Regulated curves on a Banach manifold and singularities of endpoint map. I. Banach manifold structure
Tomasz Goliński, Fernand Pelletier
TL;DR
This work develops a comprehensive Banach-manifold framework for regulated curves on Banach manifolds, defining $k$-regulated paths in both spaces and bundles. By constructing atlas-based coordinates and leveraging pull-back representations, it proves that spaces of $1$-regulated paths and their $0$-regulated lifts carry natural Banach structures, with the projection to the base path space forming a Banach bundle. The results generalize prior finite-dimensional and strongly Riemannian cases, enabling global analysis of endpoint maps and controllability in infinite-dimensional settings.

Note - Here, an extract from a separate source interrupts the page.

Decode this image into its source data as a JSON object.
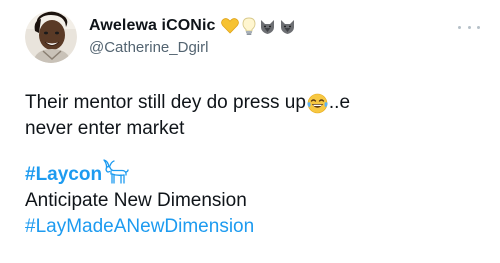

The framework lays the groundwork for studying singularities of the endpoint map in Regulated curve settings, with potential applications to infinite-dimensional sub-Riemannian-type problems and control theory.
Abstract
We consider regulated curves in a Banach bundle whose projection on the basis is continuous with regulated derivative. We build a Banach manifold structure on the set of such curves. This result was previously obtained for the case of strong Riemannian Banach manifold and absolutely continuous curves in arXiv:1612.02604. The essential argument used was the existence of a "local addition" on such a manifold. Our proof is true for any Banach manifold. In the second part of the paper the problems of controllability will be discussed.